First-of-Its-Kind Paving Project in Oroville Uses All Recycled Materials

Tue August 25, 2020 - West Edition #18
Caltrans

Caltrans repaving Highway 162 between the Feather River and Christian Avenue in Oroville with recycled asphalt pavement and liquid plastic made with single-use, plastic bottles — the first time the department has paved a road using 100 percent recycled materials. A one-mile segment of pavement using this treatment will recycle 150,000 plastic bottles.
Caltrans repaving Highway 162 between the Feather River and Christian Avenue in Oroville with recycled asphalt pavement and liquid plastic made with single-use, plastic bottles — the first time the department has paved a road using 100 percent recycled materials. A one-mile segment of pavement using this treatment will recycle 150,000 plastic bottles.



Lamon Construction Company Inc. of Yuba City recently partnered with Caltrans for a unique paving project in The Golden State.

A section of Highway 162 in Oroville, Calif. was repaved using recycled asphalt pavement and liquid plastic made with single-use, plastic bottles — the first time the department has paved a road using 100 percent recycled materials. The pilot project features work on three lanes of a 1,000-foot highway segment. The department is testing the material for later use throughout the state. A one-mile segment of pavement using this treatment will recycle 150,000 plastic bottles.

The $3.2 million paving project covers a stretch of Highway 162 between the Feather River and Christian Avenue in Oroville, Calif.

The "plastic" roadway has been found in previous tests to be more durable and last two to three times longer than traditional hot-mixed asphalt pavement. This pilot will be the first test on a state highway.
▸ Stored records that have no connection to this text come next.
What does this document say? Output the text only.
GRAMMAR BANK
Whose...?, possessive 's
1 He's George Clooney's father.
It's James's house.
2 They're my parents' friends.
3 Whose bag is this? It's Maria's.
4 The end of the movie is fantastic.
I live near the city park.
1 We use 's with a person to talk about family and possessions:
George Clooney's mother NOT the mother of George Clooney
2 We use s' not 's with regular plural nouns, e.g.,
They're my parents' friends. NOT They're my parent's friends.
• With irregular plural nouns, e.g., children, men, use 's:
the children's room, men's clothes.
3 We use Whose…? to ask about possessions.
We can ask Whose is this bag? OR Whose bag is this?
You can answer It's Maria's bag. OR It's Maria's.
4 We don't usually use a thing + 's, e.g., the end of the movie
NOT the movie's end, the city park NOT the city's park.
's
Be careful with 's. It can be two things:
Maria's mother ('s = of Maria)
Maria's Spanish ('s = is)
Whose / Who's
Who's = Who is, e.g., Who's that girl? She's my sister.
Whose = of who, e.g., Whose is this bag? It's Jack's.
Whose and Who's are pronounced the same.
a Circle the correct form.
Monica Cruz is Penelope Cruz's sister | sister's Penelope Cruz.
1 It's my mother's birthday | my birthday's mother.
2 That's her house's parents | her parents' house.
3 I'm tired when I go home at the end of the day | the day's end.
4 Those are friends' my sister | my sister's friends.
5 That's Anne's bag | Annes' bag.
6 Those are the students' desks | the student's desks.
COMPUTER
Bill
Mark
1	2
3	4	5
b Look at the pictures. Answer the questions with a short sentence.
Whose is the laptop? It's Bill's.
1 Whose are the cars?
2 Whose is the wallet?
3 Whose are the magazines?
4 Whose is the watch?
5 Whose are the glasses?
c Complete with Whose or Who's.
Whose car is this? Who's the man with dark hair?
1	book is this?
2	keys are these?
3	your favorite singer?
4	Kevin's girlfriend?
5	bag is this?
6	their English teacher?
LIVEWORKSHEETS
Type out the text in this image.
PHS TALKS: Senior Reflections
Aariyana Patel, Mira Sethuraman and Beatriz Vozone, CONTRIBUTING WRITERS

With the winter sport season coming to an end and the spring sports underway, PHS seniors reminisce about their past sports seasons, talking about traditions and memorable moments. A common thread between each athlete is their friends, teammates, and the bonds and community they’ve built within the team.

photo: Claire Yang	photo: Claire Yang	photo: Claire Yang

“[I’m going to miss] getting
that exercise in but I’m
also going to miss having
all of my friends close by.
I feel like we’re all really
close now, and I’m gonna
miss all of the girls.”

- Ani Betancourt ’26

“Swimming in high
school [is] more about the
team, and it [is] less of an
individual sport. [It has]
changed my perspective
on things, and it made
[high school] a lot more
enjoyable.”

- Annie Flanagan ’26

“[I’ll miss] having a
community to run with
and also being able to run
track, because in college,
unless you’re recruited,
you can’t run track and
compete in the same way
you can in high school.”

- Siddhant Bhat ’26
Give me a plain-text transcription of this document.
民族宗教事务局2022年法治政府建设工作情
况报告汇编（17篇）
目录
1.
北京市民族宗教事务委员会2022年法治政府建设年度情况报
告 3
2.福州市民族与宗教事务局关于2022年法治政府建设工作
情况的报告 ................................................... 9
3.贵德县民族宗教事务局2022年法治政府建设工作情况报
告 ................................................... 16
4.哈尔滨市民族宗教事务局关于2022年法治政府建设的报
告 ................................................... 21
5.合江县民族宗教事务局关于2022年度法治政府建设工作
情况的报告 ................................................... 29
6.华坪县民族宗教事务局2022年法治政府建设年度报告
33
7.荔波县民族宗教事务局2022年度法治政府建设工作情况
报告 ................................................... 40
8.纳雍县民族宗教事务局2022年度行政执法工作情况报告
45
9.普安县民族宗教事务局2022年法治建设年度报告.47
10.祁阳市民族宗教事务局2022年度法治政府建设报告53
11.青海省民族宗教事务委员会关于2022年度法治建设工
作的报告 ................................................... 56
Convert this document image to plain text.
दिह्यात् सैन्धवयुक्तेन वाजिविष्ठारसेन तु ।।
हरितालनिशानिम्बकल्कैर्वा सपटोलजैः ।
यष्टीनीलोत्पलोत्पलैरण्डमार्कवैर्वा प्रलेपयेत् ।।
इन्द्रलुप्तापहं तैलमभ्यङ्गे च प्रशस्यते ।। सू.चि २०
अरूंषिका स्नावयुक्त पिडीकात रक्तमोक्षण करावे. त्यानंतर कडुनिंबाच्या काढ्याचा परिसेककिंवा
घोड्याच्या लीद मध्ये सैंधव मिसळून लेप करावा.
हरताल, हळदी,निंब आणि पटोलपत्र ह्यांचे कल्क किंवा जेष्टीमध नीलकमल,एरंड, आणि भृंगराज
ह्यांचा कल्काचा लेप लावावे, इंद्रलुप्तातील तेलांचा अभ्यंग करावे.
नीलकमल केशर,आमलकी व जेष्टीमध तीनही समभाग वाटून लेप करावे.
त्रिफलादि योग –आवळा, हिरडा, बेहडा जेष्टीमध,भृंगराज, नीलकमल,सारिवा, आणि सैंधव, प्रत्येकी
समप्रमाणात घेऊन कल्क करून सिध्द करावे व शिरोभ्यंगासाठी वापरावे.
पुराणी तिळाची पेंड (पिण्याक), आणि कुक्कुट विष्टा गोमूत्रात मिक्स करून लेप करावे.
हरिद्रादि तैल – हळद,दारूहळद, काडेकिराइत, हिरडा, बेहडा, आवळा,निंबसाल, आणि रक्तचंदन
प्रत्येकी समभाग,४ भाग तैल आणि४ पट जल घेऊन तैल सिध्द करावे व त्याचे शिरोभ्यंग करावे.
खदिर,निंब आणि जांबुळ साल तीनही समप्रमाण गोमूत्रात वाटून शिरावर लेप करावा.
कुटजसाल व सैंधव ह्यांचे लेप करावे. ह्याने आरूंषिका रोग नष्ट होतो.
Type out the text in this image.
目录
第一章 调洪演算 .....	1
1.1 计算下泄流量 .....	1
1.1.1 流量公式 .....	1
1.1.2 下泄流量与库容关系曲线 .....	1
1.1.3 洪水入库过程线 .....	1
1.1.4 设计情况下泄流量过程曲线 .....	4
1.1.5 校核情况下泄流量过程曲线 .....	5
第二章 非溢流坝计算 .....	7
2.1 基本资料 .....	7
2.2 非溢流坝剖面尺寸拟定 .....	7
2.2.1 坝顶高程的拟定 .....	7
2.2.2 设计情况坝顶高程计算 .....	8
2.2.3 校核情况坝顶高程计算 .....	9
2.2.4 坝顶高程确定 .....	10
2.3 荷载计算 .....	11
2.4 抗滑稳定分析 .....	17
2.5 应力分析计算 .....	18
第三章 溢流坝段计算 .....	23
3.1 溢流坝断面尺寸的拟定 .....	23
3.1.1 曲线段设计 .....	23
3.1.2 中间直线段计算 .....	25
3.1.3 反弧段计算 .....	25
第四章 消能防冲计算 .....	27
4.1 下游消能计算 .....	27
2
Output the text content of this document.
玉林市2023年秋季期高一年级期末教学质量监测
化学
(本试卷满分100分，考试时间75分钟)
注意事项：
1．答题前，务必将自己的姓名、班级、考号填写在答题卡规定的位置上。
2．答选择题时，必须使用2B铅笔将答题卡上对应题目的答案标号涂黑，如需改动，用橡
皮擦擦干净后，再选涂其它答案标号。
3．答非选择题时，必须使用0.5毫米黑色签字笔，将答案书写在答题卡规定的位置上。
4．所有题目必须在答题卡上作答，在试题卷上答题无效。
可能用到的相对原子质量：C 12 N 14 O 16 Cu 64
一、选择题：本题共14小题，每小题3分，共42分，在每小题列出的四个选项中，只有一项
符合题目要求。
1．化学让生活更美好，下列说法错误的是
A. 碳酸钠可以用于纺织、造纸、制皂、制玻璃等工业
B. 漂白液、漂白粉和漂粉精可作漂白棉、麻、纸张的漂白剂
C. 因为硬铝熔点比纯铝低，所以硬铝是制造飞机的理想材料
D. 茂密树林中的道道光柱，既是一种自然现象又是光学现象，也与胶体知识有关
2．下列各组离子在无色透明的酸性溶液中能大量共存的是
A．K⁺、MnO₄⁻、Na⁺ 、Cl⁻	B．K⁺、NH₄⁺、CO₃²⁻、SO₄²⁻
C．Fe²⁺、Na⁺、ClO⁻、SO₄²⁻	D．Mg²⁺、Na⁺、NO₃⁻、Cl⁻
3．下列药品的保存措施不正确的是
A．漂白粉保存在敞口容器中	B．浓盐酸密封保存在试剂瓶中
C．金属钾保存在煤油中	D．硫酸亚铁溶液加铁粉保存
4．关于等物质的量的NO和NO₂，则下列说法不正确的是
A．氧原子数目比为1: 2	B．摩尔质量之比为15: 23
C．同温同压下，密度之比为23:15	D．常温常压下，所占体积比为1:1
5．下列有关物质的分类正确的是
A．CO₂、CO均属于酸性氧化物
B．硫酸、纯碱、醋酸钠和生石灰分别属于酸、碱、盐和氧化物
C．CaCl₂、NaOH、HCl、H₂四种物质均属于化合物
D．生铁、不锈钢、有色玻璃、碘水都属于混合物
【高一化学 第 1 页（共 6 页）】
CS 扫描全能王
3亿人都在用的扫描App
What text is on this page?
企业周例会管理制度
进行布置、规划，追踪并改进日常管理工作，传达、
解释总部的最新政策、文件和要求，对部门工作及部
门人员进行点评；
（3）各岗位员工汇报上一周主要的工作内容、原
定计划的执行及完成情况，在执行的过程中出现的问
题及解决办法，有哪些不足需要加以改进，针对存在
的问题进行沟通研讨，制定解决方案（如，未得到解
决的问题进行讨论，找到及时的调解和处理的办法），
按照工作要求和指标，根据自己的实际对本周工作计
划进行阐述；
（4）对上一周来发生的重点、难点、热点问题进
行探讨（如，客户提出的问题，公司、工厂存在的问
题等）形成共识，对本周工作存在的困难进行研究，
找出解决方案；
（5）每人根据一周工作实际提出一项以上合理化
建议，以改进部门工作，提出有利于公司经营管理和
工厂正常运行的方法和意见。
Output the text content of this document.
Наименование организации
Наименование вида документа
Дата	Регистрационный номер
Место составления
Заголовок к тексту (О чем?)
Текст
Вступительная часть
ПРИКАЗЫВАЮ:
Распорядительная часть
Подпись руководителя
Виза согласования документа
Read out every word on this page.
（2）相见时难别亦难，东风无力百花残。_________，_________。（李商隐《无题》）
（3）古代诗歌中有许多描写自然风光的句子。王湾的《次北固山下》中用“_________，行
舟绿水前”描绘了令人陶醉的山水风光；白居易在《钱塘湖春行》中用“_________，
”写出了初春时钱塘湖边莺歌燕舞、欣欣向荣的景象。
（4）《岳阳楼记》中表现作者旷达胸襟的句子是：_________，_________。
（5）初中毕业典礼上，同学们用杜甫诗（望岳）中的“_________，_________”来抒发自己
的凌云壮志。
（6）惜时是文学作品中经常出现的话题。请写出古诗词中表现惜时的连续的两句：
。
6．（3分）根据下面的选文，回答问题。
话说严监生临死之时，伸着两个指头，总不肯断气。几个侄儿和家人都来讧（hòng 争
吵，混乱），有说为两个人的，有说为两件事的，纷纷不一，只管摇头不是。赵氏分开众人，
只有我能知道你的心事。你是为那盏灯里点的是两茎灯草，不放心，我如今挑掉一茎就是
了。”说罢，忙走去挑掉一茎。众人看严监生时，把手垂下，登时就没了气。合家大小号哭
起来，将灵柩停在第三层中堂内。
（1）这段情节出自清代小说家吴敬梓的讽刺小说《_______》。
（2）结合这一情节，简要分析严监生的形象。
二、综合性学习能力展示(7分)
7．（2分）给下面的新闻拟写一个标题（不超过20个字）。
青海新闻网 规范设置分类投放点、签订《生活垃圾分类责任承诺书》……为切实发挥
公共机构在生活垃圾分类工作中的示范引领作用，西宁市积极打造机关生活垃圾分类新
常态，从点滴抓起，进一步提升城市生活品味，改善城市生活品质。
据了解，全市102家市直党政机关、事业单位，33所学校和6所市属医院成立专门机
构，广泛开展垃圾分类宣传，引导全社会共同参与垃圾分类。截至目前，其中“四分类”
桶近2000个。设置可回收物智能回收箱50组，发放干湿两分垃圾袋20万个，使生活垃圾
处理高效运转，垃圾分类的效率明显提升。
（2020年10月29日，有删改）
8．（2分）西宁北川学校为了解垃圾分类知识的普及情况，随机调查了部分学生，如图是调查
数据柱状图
"California has set ambitious goals for recycling and other environmental priorities, and meeting them requires innovative and cost-effective solutions," said Sen. Ben Hueso, who has advocated for Caltrans to test this material. "Using waste plastic that was otherwise destined for a landfill will not only reduce the cost of road repair and construction, but also increase the strength and durability of our roads. As a leader on environmental justice issues, California is uniquely positioned to transform the transportation industry once again by using this new technology that could revolutionize the way we look at recycled plastic."

Caltrans currently has a cold in-place asphalt recycling program that uses large machines to remove 3-to-6 in. of roadway surface and grind up the asphalt while mixing it with a foamed binding agent made of bitumen, a leftover sludge from oil refining. However, the recycled material used in this process is only durable enough to serve as the roadway base. Trucks need to deliver hot-mix asphalt from a production plant miles away and place a final layer over the base.

Using this new technology developed by TechniSoil Industrial of Redding, a recycling train of equipment grinds up the top 3 in. of pavement and then mixes the grindings with a liquid plastic polymer binder, which comes from a high amount of recycled, single-use bottles. The new asphalt material is then placed on the top surface of the roadway, eliminating the need for trucks to bring in outside material for a paving operation. By eliminating the need to haul asphalt from the outside, this process can significantly cut greenhouse gas emissions.

"We're excited about introducing a new sustainable technology and helping pave the way for utilization of recycled plastics throughout the state," said Caltrans District 3 Director Amarjeet S. Benipal. "This process is better for the environment because it keeps plastic bottles out of landfills and helps reduce greenhouse gas emissions and reliance on fossil fuels."